2. Self Retaining/Indwelling/retention Catheters
Indwelling catheters are inserted with an intention of retaining them in place for several hours to several months or years. They may contain more than one lumen throughout its length on the inside. The indwelling catheter used commonly is:
a. Double Lumen Foley’s Catheter
This is a single eyed round tip catheter with a double lumen. One lumen provides the drainage of the urine, while the other lumen connects to a balloon located just above the drainage eye on the catheter. Once the catheter is placed in the bladder this balloon is inflated with sterile water to fix it in position. Now the balloon is too large to pass into the urethra and keeps the catheter in place. It is important to test the balloon for leakage prior to the insertion, with the sterile water injected into the lumen of the catheter which fills the balloon.
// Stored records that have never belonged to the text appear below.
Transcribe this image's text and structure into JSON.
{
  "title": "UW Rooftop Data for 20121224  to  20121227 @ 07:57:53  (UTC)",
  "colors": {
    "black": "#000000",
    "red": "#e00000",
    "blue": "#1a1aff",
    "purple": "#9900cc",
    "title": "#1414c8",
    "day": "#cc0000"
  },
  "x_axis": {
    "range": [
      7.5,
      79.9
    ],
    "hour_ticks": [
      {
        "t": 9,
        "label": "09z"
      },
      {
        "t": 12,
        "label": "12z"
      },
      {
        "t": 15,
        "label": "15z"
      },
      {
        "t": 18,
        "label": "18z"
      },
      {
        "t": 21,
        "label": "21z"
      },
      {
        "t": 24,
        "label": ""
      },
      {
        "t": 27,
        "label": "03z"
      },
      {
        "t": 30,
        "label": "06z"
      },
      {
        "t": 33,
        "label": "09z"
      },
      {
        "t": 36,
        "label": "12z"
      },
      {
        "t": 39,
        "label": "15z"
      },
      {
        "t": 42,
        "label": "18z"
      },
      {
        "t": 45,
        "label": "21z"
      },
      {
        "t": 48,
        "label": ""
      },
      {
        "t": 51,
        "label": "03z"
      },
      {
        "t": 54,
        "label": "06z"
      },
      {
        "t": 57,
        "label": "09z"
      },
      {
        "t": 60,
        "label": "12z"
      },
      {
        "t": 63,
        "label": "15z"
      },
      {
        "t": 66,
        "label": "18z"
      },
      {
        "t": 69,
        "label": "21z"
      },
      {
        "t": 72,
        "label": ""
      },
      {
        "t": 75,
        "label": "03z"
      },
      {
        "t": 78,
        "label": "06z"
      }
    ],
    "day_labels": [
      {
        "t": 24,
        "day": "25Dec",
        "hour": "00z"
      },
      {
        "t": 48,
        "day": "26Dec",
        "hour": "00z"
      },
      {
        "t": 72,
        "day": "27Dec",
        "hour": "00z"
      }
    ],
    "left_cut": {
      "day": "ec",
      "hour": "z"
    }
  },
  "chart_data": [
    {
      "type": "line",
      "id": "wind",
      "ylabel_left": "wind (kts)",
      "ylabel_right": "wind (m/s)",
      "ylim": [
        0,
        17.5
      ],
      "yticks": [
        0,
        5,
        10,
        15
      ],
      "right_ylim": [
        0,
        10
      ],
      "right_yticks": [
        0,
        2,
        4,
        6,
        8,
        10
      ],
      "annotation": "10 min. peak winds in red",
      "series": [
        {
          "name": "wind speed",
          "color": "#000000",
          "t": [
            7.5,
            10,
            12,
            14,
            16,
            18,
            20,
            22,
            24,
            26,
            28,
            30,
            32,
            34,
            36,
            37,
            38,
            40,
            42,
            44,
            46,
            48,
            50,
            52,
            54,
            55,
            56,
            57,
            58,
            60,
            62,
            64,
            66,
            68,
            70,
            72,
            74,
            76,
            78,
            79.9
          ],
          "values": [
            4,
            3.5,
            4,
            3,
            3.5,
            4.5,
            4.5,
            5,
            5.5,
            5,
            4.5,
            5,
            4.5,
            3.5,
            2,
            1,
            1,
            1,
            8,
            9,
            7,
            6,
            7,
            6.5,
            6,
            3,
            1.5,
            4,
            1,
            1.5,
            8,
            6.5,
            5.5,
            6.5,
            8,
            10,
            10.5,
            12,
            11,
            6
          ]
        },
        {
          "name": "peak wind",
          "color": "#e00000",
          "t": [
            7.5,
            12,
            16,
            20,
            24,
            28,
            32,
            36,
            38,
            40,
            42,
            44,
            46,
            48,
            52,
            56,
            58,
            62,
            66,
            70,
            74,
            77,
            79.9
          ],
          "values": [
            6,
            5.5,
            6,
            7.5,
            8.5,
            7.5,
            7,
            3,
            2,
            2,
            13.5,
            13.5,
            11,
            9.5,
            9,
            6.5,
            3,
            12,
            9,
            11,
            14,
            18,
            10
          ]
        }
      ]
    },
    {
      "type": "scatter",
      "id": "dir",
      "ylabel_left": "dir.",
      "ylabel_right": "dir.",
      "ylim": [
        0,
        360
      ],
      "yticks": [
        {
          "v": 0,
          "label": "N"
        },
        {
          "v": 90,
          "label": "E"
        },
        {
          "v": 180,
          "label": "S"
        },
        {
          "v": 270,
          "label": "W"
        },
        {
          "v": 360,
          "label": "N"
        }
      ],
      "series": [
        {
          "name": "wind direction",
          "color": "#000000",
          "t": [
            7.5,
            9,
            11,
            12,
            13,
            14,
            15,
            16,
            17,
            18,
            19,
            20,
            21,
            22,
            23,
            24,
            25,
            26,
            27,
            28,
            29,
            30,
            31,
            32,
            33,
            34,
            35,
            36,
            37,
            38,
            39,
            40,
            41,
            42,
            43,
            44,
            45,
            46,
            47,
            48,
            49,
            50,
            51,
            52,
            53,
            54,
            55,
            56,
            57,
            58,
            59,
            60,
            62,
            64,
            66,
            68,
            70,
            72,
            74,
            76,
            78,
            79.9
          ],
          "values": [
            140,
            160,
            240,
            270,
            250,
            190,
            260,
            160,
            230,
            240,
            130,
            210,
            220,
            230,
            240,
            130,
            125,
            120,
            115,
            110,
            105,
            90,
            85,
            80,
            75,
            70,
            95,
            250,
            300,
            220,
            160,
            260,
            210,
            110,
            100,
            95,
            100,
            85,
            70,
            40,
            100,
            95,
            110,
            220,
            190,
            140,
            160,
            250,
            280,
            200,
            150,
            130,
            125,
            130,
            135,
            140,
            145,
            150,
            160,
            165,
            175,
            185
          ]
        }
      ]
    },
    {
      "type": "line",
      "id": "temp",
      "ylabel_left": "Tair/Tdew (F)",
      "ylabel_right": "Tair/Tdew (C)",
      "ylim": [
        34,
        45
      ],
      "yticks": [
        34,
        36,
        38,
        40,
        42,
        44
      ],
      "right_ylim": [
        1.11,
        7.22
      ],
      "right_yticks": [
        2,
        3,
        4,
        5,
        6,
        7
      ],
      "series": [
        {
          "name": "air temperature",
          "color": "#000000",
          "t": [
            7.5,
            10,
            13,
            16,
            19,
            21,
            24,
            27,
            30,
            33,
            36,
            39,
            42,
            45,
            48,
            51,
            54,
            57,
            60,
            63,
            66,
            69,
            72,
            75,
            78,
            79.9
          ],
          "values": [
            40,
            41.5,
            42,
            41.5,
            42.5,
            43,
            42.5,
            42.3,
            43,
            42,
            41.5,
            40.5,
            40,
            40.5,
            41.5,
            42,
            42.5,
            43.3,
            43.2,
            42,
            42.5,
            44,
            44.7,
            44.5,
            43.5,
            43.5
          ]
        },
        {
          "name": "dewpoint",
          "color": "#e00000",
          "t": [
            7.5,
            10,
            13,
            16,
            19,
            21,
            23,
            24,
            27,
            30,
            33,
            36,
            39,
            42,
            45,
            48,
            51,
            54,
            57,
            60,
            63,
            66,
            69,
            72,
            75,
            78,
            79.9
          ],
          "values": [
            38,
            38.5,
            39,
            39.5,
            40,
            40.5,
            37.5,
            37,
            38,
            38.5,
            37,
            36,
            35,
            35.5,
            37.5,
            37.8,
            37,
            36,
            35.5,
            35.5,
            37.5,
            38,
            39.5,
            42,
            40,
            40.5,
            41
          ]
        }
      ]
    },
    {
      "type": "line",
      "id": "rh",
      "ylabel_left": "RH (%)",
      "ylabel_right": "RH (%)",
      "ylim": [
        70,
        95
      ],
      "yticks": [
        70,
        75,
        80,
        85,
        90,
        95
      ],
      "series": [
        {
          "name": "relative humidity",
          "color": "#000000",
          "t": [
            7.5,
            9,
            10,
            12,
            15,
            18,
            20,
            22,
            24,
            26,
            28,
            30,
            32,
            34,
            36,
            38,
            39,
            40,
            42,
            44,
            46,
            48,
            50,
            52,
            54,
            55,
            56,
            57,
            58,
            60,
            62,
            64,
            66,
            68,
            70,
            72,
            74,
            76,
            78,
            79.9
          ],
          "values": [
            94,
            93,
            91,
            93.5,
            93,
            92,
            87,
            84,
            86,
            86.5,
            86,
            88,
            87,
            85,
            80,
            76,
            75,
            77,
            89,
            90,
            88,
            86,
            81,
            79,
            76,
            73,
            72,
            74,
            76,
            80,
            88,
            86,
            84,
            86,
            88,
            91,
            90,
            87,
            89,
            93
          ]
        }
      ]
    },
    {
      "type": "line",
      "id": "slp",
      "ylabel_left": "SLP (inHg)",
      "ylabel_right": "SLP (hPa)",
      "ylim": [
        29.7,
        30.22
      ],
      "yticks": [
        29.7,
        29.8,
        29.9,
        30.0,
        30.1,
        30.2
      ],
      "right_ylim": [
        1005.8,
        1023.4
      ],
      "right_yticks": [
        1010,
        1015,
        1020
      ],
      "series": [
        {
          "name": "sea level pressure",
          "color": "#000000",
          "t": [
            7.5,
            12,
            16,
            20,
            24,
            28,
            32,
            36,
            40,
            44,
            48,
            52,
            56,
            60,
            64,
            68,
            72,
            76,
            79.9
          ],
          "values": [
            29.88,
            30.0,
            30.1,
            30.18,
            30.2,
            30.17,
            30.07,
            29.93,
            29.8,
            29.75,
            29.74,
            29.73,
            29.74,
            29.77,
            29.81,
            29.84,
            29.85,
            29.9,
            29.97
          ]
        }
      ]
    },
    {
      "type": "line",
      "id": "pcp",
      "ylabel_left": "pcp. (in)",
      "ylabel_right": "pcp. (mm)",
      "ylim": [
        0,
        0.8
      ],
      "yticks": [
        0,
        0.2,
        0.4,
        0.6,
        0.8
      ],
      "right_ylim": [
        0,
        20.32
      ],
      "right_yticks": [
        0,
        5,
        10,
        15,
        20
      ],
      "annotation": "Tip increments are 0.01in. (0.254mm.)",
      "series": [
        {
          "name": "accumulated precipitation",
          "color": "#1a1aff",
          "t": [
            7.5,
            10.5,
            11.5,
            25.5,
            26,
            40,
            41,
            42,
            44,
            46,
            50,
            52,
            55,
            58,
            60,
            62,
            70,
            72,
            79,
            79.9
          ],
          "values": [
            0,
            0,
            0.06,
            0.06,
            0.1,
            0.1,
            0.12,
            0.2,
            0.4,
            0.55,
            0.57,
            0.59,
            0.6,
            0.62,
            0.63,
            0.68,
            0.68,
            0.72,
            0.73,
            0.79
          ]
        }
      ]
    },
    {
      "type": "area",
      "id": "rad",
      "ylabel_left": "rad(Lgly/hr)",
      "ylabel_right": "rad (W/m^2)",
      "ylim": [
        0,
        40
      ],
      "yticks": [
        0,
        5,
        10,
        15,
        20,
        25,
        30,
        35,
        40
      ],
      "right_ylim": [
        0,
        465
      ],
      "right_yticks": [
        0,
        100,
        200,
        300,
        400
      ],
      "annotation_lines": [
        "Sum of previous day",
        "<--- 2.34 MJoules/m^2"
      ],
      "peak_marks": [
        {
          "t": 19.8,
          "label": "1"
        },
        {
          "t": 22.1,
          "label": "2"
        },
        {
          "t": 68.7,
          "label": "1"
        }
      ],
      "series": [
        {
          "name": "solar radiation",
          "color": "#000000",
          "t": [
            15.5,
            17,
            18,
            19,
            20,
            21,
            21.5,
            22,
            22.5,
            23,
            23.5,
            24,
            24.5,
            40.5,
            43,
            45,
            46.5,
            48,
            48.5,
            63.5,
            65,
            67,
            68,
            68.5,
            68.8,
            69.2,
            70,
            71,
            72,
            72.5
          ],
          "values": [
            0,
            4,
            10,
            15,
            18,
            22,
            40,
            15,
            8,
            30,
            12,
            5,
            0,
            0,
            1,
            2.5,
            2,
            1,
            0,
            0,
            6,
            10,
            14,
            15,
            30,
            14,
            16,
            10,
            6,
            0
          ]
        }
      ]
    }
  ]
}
b. Triple Lumen Foley’s Catheter
The malecot and pesser catheters are single lumen catheters with self retaining protuberances at their tips. They must be elongated with a stylet is removed and the protuberance secures the catheter in place.
3. Supra-pubic Catheters
These are inserted directly into the bladder through a incision made on the anterior abdominal wall. Malecot’s and mushroom catheters are used as supra-pubic catheters.
4. Ureteric Catheters
The renal pelvis may be drained by urethral catheter which is passed by means of a cystoscope to the bladder and up into the renal pelvis.